IBM is continuing to snatch up business-intelligence companies, announcing May 2 that it would acquire Tealeaf Technology, Inc. for an undisclosed sum.
The acquisition, which both companies announced would close in the second quarter of 2012, will give IBM additional analytics capabilities for marketing and e-commerce professionals, including real-time and automated insights into online customers’ purchasing habits. Those insights will apparently extend to online purchases made via mobile devices, in addition to PCs.
“With these new capabilities from Tealeaf,” Craig Hayman, IBM’s general manager of industry solutions, wrote in a May 2 statement, “we can not only provide chief marketing officers and other marketing leaders the qualitative insights into how customers actually experience their brands, but show them how to react in real time across marketing, sales and service.”
On a more granular level, Tealeaf’s software will let those professionals examine instances and scenarios related to purchasing experiences. If customers are leaving an e-commerce Website without buying a product because they find the interface confusing, for example, the software can help determine the exact cause. That ability to drill down into patterns and issues can potentially save companies a lot of time, money, and overly emotional boardroom meetings.

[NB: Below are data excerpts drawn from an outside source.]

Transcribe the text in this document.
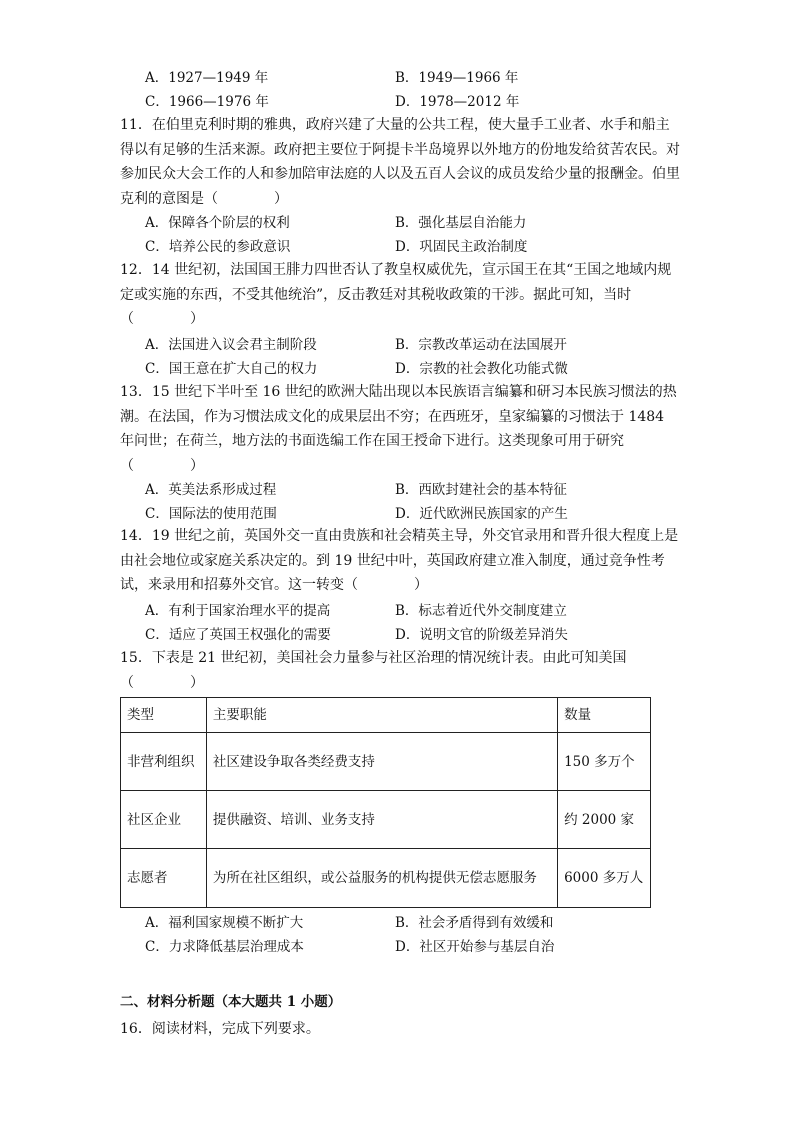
A．1927—1949 年	B．1949—1966 年
C．1966—1976 年	D．1978—2012 年
11．在伯里克利时期的雅典，政府兴建了大量的公共工程，使大量手工业者、水手和船主得以有足够的生活来源。政府把主要位于阿提卡半岛境界以外地方的份地发给贫苦农民。对参加民众大会工作的人和参加陪审法庭的人以及五百人会议的成员发给少量的报酬金。伯里克利的意图是（　　　　）
A．保障各个阶层的权利	B．强化基层自治能力
C．培养公民的参政意识	D．巩固民主政治制度
12．14 世纪初，法国国王腓力四世否认了教皇权威优先，宣示国王在其“王国之地域内规定或实施的东西，不受其他统治”，反击教廷对其税收政策的干涉。据此可知，当时（　　　　）
A．法国进入议会君主制阶段	B．宗教改革运动在法国展开
C．国王意在扩大自己的权力	D．宗教的社会教化功能式微
13．15 世纪下半叶至 16 世纪的欧洲大陆出现以本民族语言编纂和研习本民族习惯法的热潮。在法国，作为习惯法成文化的成果层出不穷；在西班牙，皇家编纂的习惯法于 1484 年问世；在荷兰，地方法的书面选编工作在国王授命下进行。这类现象可用于研究（　　　　）
A．英美法系形成过程	B．西欧封建社会的基本特征
C．国际法的使用范围	D．近代欧洲民族国家的产生
14．19 世纪之前，英国外交一直由贵族和社会精英主导，外交官录用和晋升很大程度上是由社会地位或家庭关系决定的。到 19 世纪中叶，英国政府建立准入制度，通过竞争性考试，来录用和招募外交官。这一转变（　　　　）
A．有利于国家治理水平的提高	B．标志着近代外交制度建立
C．适应了英国王权强化的需要	D．说明文官的阶级差异消失
15．下表是 21 世纪初，美国社会力量参与社区治理的情况统计表。由此可知美国（　　　　）
类型	主要职能	数量
非营利组织	社区建设争取各类经费支持	150 多万个
社区企业	提供融资、培训、业务支持	约 2000 家
志愿者	为所在社区组织，或公益服务的机构提供无偿志愿服务	6000 多万人
A．福利国家规模不断扩大	B．社会矛盾得到有效缓和
C．力求降低基层治理成本	D．社区开始参与基层自治
二、材料分析题（本大题共 1 小题）
16．阅读材料，完成下列要求。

“Tealeaf’s patented technology can be deployed into a business’s current environment with no needed modifications so they begin capturing customer data and delivering optimal experiences immediately,” Rebecca Ward, Tealeaf’s chairperson and CEO, wrote in a May 2 statement. The company’s clients include Dell, Crate & Barrel, Best Buy, and Expedia.
Tealeaf marks IBM’s second business-intelligence acquisition in as many weeks. On April 25, Big Blue announced the purchase of Vivisimo, an analytics firm specializing in data-discovery automation. Vivisimo’s technology will be incorporated into IBM’s Big Data platform, which is based on open-source Apache Hadoop.
IBM faces increasingly fierce competition in the business-intelligence space, with SAP, Microsoft, Oracle and a host of smaller companies all scrambling for a piece of an expanding market. “IT continues to spend and earmark money to B.I., despite constrained budgetary environments,” Dan Sommer, principal analyst at Gartner, wrote in an April research note. “Gartner’s CIO survey showed that analytics and B.I. is the No. 1 technology priority for CIOs in 2012.”
Gartner’s data suggested that organizations are most interested in analytic applications and performance management, followed by B.I. platform and CPM suites. Whatever their preference, their willingness to spend could drive B.I. vendors to look for still more companies to acquire in coming months.